Seventeen arrested at May Day protests in Seattle, Washington

May Day protests in Seattle, Washington ended with 17 arrests as police clashed with protesters. Like last year, the Seattle Police Department (SPD) used the marches as an opportunity to experiment with crowd-control techniques and test out new equipment.

The day began with several marches and rallies centered on immigration reform. Despite their peaceful nature, there was already a strong police presence. At 6 pm, an “anti-capitalist” march (with a heavy anarchist presence) began at Seattle Central Community College.

The police immediately concentrated their forces and set about containing the unpermitted march with mounted police, bicycle cops, pepper spray, clubs and “blast balls”—a grenade-like mix of flashbangs (also known as stun grenades) and pepper spray.

The crowd was hemmed in by police and herded through the streets. Around 8:00 pm, police began making arrests and using pepper spray. By 8:30 they gave the order for protesters to disperse or face arrest.

Eyewitness and video accounts give the impression that the police actions were premeditated and not a reaction to an “unruly” crowd, as claimed by the media. Jordan Eisen told the Seattle Times “They’re making this into a war zone when it’s not. If you’re in a crowd and you’re surrounded by police in riot gear, you get defensive.”

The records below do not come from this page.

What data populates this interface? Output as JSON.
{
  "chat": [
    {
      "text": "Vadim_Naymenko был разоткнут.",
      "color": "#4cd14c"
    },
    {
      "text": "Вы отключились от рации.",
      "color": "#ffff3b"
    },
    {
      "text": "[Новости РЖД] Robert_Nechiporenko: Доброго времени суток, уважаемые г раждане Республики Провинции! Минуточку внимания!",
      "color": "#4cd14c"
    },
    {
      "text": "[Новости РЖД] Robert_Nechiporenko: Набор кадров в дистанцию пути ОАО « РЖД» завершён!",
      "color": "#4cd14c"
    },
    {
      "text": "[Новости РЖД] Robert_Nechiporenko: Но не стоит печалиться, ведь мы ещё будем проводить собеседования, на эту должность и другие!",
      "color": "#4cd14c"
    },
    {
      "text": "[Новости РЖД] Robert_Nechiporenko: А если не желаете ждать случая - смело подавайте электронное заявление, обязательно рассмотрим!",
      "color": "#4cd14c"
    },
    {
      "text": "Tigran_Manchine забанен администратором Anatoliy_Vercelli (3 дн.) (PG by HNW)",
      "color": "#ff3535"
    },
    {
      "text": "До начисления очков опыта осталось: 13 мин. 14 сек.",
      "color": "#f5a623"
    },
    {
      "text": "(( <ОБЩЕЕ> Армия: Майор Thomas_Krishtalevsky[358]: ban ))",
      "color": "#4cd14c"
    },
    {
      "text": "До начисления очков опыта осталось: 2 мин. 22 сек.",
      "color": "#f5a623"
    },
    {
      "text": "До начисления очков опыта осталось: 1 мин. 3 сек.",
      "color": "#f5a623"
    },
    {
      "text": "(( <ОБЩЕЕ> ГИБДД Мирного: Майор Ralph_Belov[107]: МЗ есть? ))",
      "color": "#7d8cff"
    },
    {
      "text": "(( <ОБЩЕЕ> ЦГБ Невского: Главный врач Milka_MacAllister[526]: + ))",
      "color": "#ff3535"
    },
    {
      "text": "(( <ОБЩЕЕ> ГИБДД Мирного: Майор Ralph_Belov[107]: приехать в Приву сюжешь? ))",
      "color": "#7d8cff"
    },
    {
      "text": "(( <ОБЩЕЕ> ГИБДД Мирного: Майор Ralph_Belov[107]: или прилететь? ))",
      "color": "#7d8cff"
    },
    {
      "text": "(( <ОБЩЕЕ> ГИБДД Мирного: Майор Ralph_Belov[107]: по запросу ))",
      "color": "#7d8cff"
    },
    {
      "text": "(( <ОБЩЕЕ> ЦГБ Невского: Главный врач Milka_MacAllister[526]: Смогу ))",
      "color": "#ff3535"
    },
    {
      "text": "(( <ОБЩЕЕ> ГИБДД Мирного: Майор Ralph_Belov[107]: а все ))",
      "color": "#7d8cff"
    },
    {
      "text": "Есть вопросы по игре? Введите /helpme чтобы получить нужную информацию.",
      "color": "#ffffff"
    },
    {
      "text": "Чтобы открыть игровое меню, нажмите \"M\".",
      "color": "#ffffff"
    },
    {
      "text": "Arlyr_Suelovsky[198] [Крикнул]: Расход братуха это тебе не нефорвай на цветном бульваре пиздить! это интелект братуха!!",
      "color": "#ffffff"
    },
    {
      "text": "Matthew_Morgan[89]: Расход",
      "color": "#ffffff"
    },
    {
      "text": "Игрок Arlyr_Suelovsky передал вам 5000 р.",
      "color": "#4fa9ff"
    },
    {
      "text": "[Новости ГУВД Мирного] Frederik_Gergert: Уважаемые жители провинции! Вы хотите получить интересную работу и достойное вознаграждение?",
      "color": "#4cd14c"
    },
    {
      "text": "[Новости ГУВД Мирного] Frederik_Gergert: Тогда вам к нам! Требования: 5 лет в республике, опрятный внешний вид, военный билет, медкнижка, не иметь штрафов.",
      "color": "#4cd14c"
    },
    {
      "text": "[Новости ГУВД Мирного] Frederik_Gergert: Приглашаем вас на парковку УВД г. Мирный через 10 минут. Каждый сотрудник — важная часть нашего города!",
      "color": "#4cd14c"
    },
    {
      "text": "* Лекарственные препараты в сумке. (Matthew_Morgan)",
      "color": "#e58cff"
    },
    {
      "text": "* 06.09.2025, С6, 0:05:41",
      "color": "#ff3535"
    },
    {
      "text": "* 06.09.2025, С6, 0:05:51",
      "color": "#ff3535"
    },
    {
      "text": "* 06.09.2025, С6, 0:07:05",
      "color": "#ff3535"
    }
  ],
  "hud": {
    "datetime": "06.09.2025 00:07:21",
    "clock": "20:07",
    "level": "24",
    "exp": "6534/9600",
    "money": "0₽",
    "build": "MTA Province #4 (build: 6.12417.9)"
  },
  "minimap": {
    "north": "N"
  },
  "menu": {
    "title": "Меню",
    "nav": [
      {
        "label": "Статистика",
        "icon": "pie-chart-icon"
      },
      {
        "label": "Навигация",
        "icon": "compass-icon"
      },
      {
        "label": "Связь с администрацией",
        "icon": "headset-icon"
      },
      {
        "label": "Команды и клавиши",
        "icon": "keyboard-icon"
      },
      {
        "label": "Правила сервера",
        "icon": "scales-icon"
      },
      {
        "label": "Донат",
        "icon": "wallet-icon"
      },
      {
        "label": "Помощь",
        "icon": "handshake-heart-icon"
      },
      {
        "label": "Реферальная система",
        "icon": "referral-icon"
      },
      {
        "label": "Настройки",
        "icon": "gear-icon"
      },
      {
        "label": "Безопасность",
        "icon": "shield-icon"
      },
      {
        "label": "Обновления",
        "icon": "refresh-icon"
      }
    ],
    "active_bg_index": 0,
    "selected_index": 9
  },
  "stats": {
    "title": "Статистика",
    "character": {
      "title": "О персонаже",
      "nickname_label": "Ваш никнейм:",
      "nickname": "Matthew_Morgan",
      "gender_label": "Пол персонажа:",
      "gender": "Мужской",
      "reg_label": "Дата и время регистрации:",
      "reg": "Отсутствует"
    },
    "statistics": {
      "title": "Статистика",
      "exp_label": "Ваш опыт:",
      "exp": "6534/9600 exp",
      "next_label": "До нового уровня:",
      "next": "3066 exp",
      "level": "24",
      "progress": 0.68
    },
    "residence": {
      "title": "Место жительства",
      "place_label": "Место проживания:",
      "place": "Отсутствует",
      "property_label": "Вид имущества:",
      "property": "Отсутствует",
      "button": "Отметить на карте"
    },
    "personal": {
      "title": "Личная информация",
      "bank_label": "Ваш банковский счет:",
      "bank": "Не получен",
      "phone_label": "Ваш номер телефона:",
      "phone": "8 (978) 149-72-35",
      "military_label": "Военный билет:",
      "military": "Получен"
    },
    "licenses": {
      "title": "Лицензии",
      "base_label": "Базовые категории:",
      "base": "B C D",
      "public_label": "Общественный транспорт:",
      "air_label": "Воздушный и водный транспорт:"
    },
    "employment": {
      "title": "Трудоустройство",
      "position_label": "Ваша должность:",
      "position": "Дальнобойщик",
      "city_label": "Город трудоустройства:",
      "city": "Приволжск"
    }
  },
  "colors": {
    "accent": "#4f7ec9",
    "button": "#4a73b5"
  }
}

The Times noted that one man was arrested at Cal Anderson Park because he “was suspected of throwing rocks at police.” The Times reports, “Friends of the man…deny he was throwing rocks during the protest. They said officers grabbed him earlier in the evening, but he was able to slip out of his backpack. ‘He didn’t throw [anything]’ said one young woman, who claimed she was pepper sprayed and hit with a baton during the march.

“‘For the most part, it was a peaceful protest,’ a second woman said,” according to the Times .

The Times has a collection of photographs and videos showing police making liberal use of pepper spray and stun grenades, wielding long wooden batons, and using bicycles to push and corral protesters.

By the end of the night police had arrested 17 people on suspicion of either vandalism or throwing objects at police. Officials claimed eight police were “injured,” largely with scrapes and bruises, while one was allegedly hit in the leg by a rock. Untold scores of protesters were pepper-sprayed, hit with batons, or shoved to the ground.

Seattle has a long history of large protests and harsh police measures, beginning with the World Trade Organization protests in 1999. Especially since the Occupy movement and its violent dispersal, the role of the SPD has been to push forward the state’s ability to suppress crowds.

During last year’s “anti-capitalist” march, the mayor issued an emergency order authorizing the police to preemptively confiscate anything that could be used as a weapon in the downtown area of the city. Being caught with something that could be construed as a weapon carried a punishment of up to 180 days in jail.

The federal government used a grand jury investigation into the smashing of a courthouse door to hold several protesters for months in solitary confinement in order to question them about the political beliefs of their friends. (See, “US judge orders release of two anarchists held for five months without charges”)

An instructional video for “blast balls” featuring a Seattle Police Officer makes the connection between mass protests and the development of police techniques quite explicit. According to officer Chris Myers, after the WTO protests, “our patrol officers are encountering violent crowds and violent subjects on a regular basis.”

These measures, as made clear in the recent lockdown in Boston, are being developed not as an exception, but as default actions to be taken in response to any social protests.